The bank strongly denies the regulator's figures, saying that its own researches had found only a tiny proportion of Iran-related transactions - totalling less than $14 million - were questionable under U.S. sanctions rules.
Meddings, one of five executive directors at the time, has not responded to repeated requests for comment.
Sands said: "I think the executive director was Richard at the time.
"On the basis of what we have looked at thus far ... it was a recollection of a meeting several years before. No one at that meeting claims to have made that statement, so we don't know whether the quote is accurate."
The regulator said in the order issued on Monday that in October 2006, Standard Chartered's top official for business in the Americas warned in a "panicked message" that the bank's Iranian dealings could cause "catastrophic reputational damage" and "serious criminal liability".
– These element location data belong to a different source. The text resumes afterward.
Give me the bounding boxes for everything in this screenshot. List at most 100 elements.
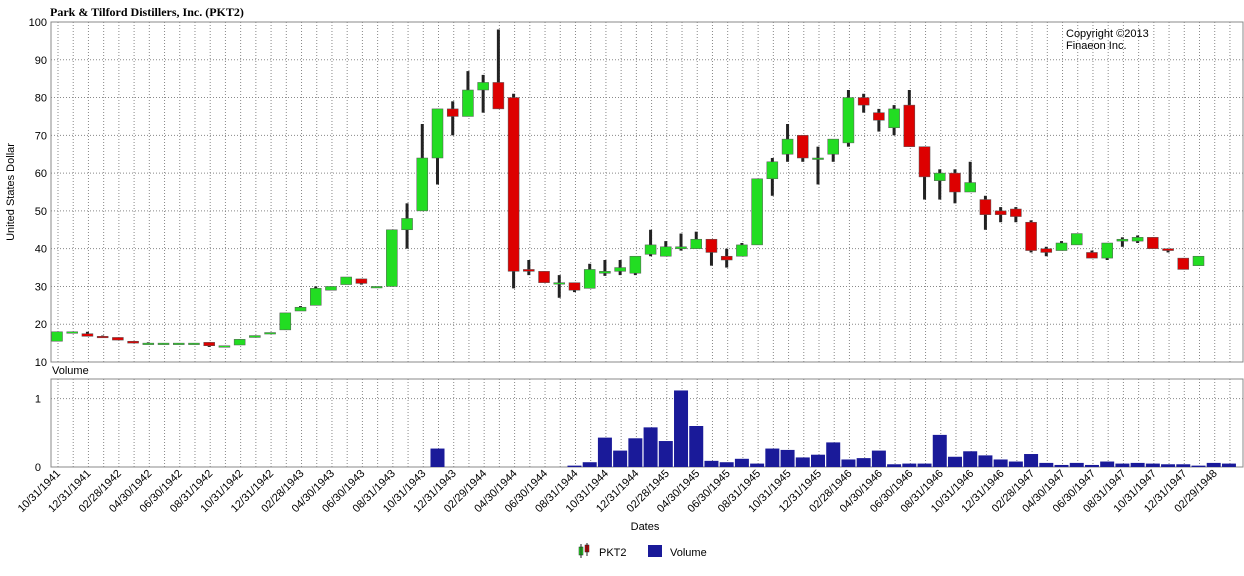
candle-body xyxy=(903,104,916,147)
volume-bar xyxy=(734,458,749,467)
copyright-line-1: Copyright ©2013 xyxy=(1066,28,1149,40)
volume-bar xyxy=(1024,454,1039,467)
candle-body xyxy=(81,333,94,337)
legend: PKT2 Volume xyxy=(578,543,707,559)
volume-bar xyxy=(1191,465,1206,467)
candle-body xyxy=(568,282,581,291)
volume-bar xyxy=(871,450,886,467)
candle-body xyxy=(492,82,505,110)
candle-body xyxy=(1116,238,1129,242)
y-tick-label: 30 xyxy=(35,281,47,293)
volume-bar xyxy=(841,459,856,467)
candle-body xyxy=(51,331,63,342)
candle-body xyxy=(309,288,322,306)
volume-bar xyxy=(993,459,1008,467)
candle-body xyxy=(294,306,307,312)
chart-title: Park & Tilford Distillers, Inc. (PKT2) xyxy=(50,5,244,19)
candle-body xyxy=(1055,242,1068,251)
candle-body xyxy=(918,146,931,178)
volume-bar xyxy=(932,434,947,467)
candle-body xyxy=(173,342,185,345)
candle-body xyxy=(1131,237,1144,242)
candle-body xyxy=(142,342,155,345)
copyright-line-2: Finaeon Inc. xyxy=(1066,40,1127,52)
volume-bar xyxy=(704,460,719,467)
candle-body xyxy=(340,276,352,285)
y-tick-label: 70 xyxy=(35,130,47,142)
candle-body xyxy=(127,340,139,344)
candle-body xyxy=(203,342,215,347)
volume-bar xyxy=(826,442,841,467)
volume-bar xyxy=(1039,462,1054,467)
y-tick-label: 80 xyxy=(35,93,47,105)
volume-bar xyxy=(1161,464,1176,467)
volume-tick-label: 1 xyxy=(35,394,41,406)
candle-body xyxy=(964,182,976,193)
y-tick-label: 100 xyxy=(29,17,47,29)
volume-bar xyxy=(902,463,917,467)
volume-bar xyxy=(765,448,780,467)
candle-body xyxy=(66,331,78,334)
volume-bar xyxy=(1176,464,1191,467)
candle-body xyxy=(1040,248,1053,253)
y-tick-label: 60 xyxy=(35,168,47,180)
candle-body xyxy=(675,246,687,249)
volume-bar xyxy=(582,462,597,467)
y-axis-label: United States Dollar xyxy=(5,143,17,241)
candle-body xyxy=(888,108,900,129)
volume-bar xyxy=(1008,461,1023,467)
legend-volume-swatch xyxy=(648,545,662,557)
candle-body xyxy=(1025,221,1037,251)
volume-bar xyxy=(1115,463,1130,467)
volume-bar xyxy=(947,456,962,467)
x-axis-label: Dates xyxy=(631,521,660,533)
volume-bar xyxy=(658,441,673,467)
volume-bar xyxy=(1145,463,1160,467)
candle-body xyxy=(1192,255,1205,266)
legend-volume-label: Volume xyxy=(670,547,707,559)
candle-body xyxy=(477,82,489,91)
volume-bar xyxy=(628,438,643,467)
y-tick-label: 40 xyxy=(35,244,47,256)
price-candles xyxy=(51,29,1205,348)
candle-body xyxy=(751,178,763,246)
volume-bar xyxy=(1084,464,1099,467)
volume-bar xyxy=(613,450,628,467)
candle-body xyxy=(96,336,109,339)
candle-body xyxy=(188,342,200,345)
candle-body xyxy=(766,161,779,180)
candle-body xyxy=(431,108,444,159)
volume-bar xyxy=(963,451,978,467)
candle-body xyxy=(507,97,520,272)
candle-body xyxy=(797,135,809,159)
price-panel-background xyxy=(50,21,1244,363)
volume-bar xyxy=(887,464,902,467)
candle-body xyxy=(690,238,702,249)
legend-pkt2-label: PKT2 xyxy=(599,547,627,559)
candle-body xyxy=(1101,242,1113,259)
volume-bar xyxy=(978,455,993,467)
candle-body xyxy=(553,282,566,285)
volume-tick-label: 0 xyxy=(35,462,41,474)
candle-body xyxy=(949,172,961,193)
candle-body xyxy=(264,332,276,335)
y-tick-label: 50 xyxy=(35,206,47,218)
candle-body xyxy=(583,269,596,289)
volume-bar xyxy=(689,426,704,467)
volume-bar xyxy=(1054,464,1069,467)
candle-body xyxy=(720,255,733,261)
candle-body xyxy=(355,278,368,284)
candle-body xyxy=(660,246,672,257)
candle-body xyxy=(812,157,824,160)
candle-body xyxy=(842,97,855,144)
y-tick-label: 90 xyxy=(35,55,47,67)
candle-body xyxy=(1162,248,1174,251)
candle-body xyxy=(599,271,611,274)
volume-bars xyxy=(430,390,1236,467)
candle-body xyxy=(279,312,292,331)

A group executive director in London then shot back the earthy response, according to a New York branch officer quoted in the order. The reply was "succinctly and unambiguously communicated" and showed "obvious contempt for U.S. banking regulations", the regulator's order said.
Meddings, an Oxford graduate and accountant by profession, became group finance director of the bank shortly afterwards.
As a group executive director he had been in charge of growth and governance across Africa, the Middle East, Pakistan, Europe and the Americas. He had also spent time as executive director in charge of risk.
The loss of a New York banking licence would be a devastating blow for a foreign bank, effectively cutting off direct access to the U.S. bank market.